With continued outside support, the force may be able to defend non-Pashtun areas against the Taliban in the future, but this is not sustainable. Even more questionable is whether it will be able to operate successfully in the Pashtun areas where the Taliban is based.

Given these odds against military success, it is essential that the U.S. plan incorporate a political strategy aimed at Afghan national reconciliation -- and that plan should involve negotiations with the Taliban. The goal would have to be a settlement that allows the Taliban local power in the Pashtun areas in return for the exclusion of Al Qaeda.

Mr. Obama's surge does not rule out the simultaneous pursuit of a negotiated settlement. Bringing military pressure to bear in an effort to soften the enemy's negotiating stance is a well rehearsed tactic.

For this to work, three things are essential.

First, there has to be a simultaneous political strategy. Otherwise, Washington will simply end up emulating the Israeli model of endless, futile campaigns to force a unilateral and unachievable political settlement. So far the Obama administration has given no indication of what its alternative strategy might be.

This also undermines the second essential factor, of time. Historically, all negotiations to end such conflicts have taken very long -- Northern Ireland being a classic example. If Mr. Obama and his generals think that they will ultimately need to talk to the Taliban, they actually need to start doing that now, or at least seeking ways of starting.

The last precondition of a successful strategy is not to take military action that makes negotiations impossible.

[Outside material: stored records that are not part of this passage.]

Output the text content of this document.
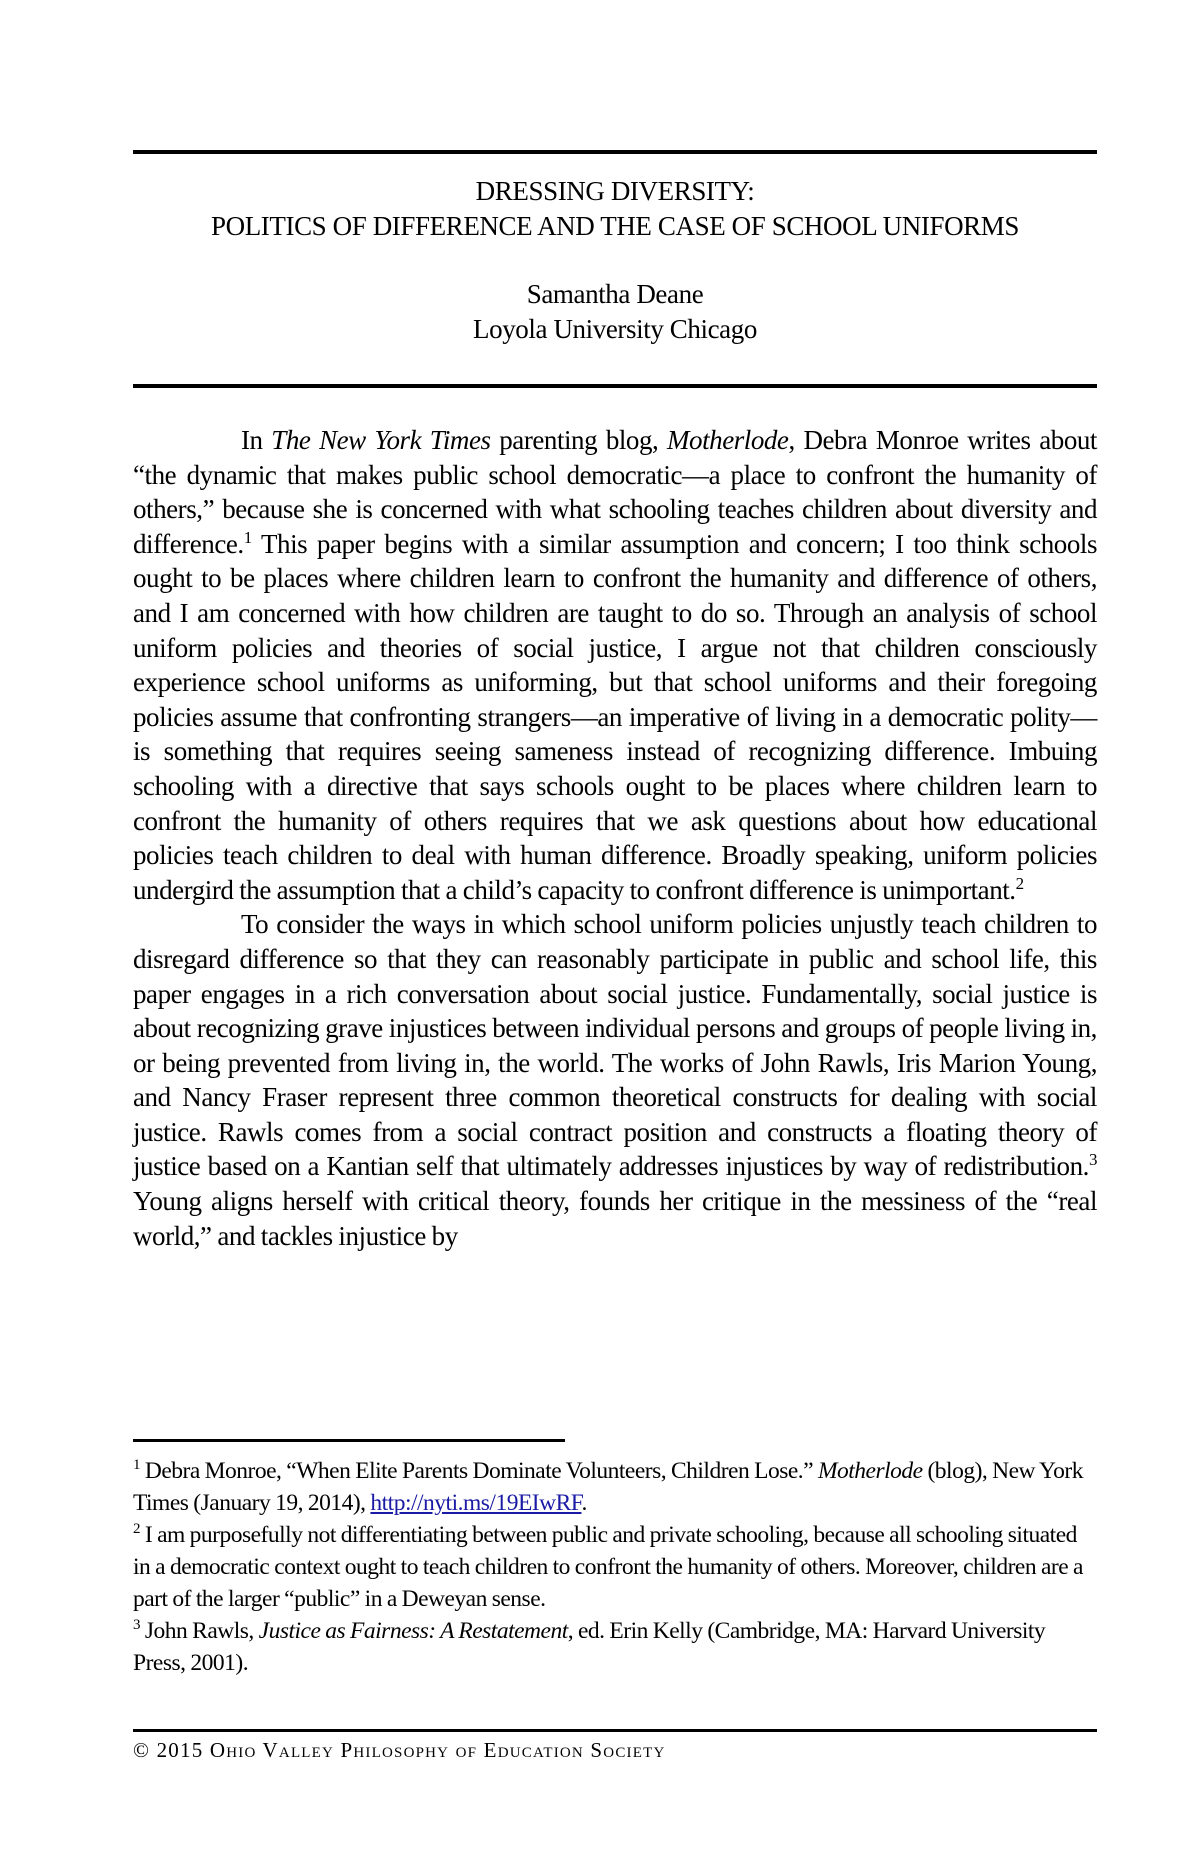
DRESSING DIVERSITY:
POLITICS OF DIFFERENCE AND THE CASE OF SCHOOL UNIFORMS
Samantha Deane
Loyola University Chicago

In The New York Times parenting blog, Motherlode, Debra Monroe writes about “the dynamic that makes public school democratic—a place to confront the humanity of others,” because she is concerned with what schooling teaches children about diversity and difference.$^1$ This paper begins with a similar assumption and concern; I too think schools ought to be places where children learn to confront the humanity and difference of others, and I am concerned with how children are taught to do so. Through an analysis of school uniform policies and theories of social justice, I argue not that children consciously experience school uniforms as uniforming, but that school uniforms and their foregoing policies assume that confronting strangers—an imperative of living in a democratic polity—is something that requires seeing sameness instead of recognizing difference. Imbuing schooling with a directive that says schools ought to be places where children learn to confront the humanity of others requires that we ask questions about how educational policies teach children to deal with human difference. Broadly speaking, uniform policies undergird the assumption that a child’s capacity to confront difference is unimportant.$^2$

To consider the ways in which school uniform policies unjustly teach children to disregard difference so that they can reasonably participate in public and school life, this paper engages in a rich conversation about social justice. Fundamentally, social justice is about recognizing grave injustices between individual persons and groups of people living in, or being prevented from living in, the world. The works of John Rawls, Iris Marion Young, and Nancy Fraser represent three common theoretical constructs for dealing with social justice. Rawls comes from a social contract position and constructs a floating theory of justice based on a Kantian self that ultimately addresses injustices by way of redistribution.$^3$ Young aligns herself with critical theory, founds her critique in the messiness of the “real world,” and tackles injustice by

$^1$ Debra Monroe, “When Elite Parents Dominate Volunteers, Children Lose.” Motherlode (blog), New York Times (January 19, 2014), http://nyti.ms/19EIwRF.

$^2$ I am purposefully not differentiating between public and private schooling, because all schooling situated in a democratic context ought to teach children to confront the humanity of others. Moreover, children are a part of the larger “public” in a Deweyan sense.

$^3$ John Rawls, Justice as Fairness: A Restatement, ed. Erin Kelly (Cambridge, MA: Harvard University Press, 2001).

© 2015 Ohio Valley Philosophy of Education Society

This means holding ground but not ramping up militarily. It is contradictory to seek talks with Taliban leaders while seeking at the same time to kill them.

Instead of considering this political approach to underpin the military effort, the U.S. is stepping up pressure on Pakistan, which is already struggling with the bloody militant fallout of previously flawed U.S. policies in Afghanistan. The U.S. should recognize that only Pakistan can bring the Taliban to the table once Washington decides to negotiate.

Pressure on Pakistan to act against the Afghan Taliban will not just overstretch the Pakistan Army, undercut its own operations against militants and open a new front for a beleaguered state, but will permanently close the door on a negotiated end to the Afghan conflict.

Most especially, an expansion of drone missile attacks to Baluchistan is fraught with danger. It would further inflame public sentiment, alienate the Pakistani security establishment and probably shatter the Pakistan-U.S. relationship.

It would also destroy any possibility of a negotiated end to the Afghan war. All that Mr. Obama would then be left with would be a losing gamble on military victory in Afghanistan in the face of a shortening time frame, lengthening odds and a dangerously destabilized Pakistan.